Pour lui, toute la presse guinéenne est en sursis. « Bien sûr, c’était pareil avec Alpha Condé, il y a une véritable continuité de sa politique. On ne peut pas tout dire sur la junte guinéenne et cela se sent. » Indépendants ou d’Etat, les médias ont été et sont toujours muselés par le pouvoir. 

Derniers exemples en date, un journaliste convoqué en juillet après un article sur un camion de médicaments bloqué par les militaires, ainsi qu’un autre arrêté pour avoir couvert le travail social d’employés d’une mine à Boké cette année. Une situation asphyxiante pour les Guinéens, dont il semble impossible de se défaire.

« Tous les médias sont contrôlés par la Haute Autorité de la Communication, qui a gardé le même président après Condé. Des scénarios sont montés par le gouvernement et distribués aux médias publics. Si une radio veut faire du commercial, elle deviendra forcément politique. Ils sont l’expression et la communication même du pouvoir. Si on ne joue pas le jeu, les journalistes peuvent se voir interdire d’antenne », assure Alhussein.

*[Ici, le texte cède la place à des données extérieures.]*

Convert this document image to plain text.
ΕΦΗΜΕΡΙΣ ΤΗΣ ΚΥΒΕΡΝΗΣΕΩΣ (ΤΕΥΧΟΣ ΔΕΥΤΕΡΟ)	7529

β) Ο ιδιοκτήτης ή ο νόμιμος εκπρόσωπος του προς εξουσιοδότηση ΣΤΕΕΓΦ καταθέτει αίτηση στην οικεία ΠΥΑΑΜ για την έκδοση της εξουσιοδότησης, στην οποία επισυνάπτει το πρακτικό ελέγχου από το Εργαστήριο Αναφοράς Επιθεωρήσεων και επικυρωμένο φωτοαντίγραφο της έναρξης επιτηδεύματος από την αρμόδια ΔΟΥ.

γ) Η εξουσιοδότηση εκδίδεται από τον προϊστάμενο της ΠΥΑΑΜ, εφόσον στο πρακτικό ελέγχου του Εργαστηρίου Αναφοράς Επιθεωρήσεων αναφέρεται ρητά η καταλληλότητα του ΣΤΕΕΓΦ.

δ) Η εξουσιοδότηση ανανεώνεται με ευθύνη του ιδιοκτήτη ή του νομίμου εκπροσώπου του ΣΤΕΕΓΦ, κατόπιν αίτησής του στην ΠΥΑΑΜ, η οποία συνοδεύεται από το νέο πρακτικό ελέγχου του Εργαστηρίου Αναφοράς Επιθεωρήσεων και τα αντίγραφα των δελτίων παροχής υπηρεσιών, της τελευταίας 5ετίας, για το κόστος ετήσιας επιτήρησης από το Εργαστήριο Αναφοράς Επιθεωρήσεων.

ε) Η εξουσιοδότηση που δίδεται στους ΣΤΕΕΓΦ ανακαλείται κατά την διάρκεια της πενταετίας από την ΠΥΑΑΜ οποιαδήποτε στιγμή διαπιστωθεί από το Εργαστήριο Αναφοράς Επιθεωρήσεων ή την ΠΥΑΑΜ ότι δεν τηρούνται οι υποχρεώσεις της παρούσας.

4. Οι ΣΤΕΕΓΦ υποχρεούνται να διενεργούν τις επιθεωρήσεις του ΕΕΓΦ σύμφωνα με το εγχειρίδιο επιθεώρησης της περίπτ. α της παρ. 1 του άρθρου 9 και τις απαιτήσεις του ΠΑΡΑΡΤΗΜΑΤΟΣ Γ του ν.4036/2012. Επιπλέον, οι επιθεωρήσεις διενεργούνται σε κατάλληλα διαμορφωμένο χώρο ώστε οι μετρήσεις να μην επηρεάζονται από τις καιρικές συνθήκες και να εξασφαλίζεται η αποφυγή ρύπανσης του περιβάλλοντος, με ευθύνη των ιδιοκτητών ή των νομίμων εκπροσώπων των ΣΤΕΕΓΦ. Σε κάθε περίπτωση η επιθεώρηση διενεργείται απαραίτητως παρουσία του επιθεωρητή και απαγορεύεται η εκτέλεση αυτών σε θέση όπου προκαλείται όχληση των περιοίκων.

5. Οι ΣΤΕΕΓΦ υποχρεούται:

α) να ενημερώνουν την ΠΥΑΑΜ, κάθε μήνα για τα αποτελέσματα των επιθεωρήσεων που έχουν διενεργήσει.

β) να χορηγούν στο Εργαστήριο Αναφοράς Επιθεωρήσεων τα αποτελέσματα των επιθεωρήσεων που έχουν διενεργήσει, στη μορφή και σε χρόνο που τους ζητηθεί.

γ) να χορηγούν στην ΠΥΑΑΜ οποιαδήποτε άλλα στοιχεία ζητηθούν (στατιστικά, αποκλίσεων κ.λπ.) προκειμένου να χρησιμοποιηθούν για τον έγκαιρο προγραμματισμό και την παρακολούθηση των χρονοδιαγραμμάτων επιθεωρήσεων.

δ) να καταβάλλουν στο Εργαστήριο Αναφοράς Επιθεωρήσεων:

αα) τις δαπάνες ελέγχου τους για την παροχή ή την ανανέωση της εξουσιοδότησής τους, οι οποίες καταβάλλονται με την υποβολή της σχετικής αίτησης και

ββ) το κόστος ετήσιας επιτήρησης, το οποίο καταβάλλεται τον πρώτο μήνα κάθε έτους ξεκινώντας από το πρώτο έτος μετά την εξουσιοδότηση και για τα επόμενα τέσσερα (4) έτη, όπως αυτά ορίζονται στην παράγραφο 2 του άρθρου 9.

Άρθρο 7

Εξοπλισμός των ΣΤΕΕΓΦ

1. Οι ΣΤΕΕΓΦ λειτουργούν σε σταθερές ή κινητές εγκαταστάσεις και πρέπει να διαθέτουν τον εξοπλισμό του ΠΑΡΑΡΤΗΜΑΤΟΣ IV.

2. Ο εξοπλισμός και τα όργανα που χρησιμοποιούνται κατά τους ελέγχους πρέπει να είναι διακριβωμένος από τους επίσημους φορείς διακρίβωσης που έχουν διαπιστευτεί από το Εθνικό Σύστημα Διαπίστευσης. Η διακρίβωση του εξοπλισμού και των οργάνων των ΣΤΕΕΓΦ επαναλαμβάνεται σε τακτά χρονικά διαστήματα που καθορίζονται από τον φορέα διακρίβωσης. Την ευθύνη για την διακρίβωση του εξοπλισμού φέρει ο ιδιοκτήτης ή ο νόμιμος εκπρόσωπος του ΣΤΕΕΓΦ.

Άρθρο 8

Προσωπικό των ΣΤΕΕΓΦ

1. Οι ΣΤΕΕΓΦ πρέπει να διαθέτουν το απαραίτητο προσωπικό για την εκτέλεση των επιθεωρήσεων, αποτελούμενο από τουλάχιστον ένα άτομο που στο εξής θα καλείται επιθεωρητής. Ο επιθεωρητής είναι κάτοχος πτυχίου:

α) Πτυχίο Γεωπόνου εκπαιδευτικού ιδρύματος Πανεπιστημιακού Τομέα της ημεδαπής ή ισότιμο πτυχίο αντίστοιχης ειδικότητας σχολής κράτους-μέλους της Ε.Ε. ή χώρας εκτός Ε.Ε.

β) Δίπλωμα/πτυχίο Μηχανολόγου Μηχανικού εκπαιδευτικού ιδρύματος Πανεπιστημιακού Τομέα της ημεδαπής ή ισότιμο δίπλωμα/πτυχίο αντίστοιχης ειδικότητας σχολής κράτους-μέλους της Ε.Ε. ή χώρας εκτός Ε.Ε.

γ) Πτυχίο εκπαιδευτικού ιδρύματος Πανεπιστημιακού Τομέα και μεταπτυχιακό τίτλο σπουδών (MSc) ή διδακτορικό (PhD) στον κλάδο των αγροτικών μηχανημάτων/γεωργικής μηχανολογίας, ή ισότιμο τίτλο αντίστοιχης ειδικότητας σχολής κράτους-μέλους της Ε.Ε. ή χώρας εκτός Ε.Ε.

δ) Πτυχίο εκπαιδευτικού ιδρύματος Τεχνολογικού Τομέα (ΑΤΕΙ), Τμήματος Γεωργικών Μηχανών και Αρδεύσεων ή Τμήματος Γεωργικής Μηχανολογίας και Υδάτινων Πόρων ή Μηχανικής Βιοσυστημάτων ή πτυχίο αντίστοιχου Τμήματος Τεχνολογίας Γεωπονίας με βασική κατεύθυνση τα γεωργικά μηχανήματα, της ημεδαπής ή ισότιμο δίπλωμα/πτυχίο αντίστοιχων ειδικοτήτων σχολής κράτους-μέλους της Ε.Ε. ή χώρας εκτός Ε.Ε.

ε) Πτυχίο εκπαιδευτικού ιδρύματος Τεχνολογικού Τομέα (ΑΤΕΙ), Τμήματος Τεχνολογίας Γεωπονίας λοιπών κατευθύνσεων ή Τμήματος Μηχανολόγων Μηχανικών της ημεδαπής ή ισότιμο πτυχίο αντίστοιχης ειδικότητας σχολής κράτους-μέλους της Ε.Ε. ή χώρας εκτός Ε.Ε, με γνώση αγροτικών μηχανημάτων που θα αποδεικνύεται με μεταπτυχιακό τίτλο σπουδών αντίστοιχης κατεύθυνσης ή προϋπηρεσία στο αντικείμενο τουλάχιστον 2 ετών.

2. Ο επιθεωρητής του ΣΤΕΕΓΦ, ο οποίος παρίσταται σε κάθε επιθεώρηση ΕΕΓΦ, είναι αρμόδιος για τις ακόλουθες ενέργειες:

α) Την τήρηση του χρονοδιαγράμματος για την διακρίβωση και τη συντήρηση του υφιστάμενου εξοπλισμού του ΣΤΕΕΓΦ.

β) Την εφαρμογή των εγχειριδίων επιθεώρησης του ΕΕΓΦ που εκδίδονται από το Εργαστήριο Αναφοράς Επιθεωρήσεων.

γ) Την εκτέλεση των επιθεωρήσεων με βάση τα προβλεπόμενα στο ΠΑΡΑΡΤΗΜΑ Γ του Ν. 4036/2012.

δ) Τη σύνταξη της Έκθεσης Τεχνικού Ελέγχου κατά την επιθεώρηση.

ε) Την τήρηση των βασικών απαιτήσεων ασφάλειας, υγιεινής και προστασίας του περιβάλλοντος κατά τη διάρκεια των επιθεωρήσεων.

Peu optimiste, il aimerait poursuivre son travail en France, « où on protège la liberté d’expression. L’Etat préserve mieux sa liberté, je peux maintenant parler de la Guinée sans être inquiété. Même si le chef de la junte s’en va, tous ses hommes ont été placés dans les ministères, ce serait une illusion. » Une impasse dans laquelle Alhussein n’envisage plus de se glisser. D’autres Guinéens continuent néanmoins de défier le pouvoir et l’armée en réalisant simplement leur métier. Des soldats de l’information dont il ne faudrait pas oublier le courage.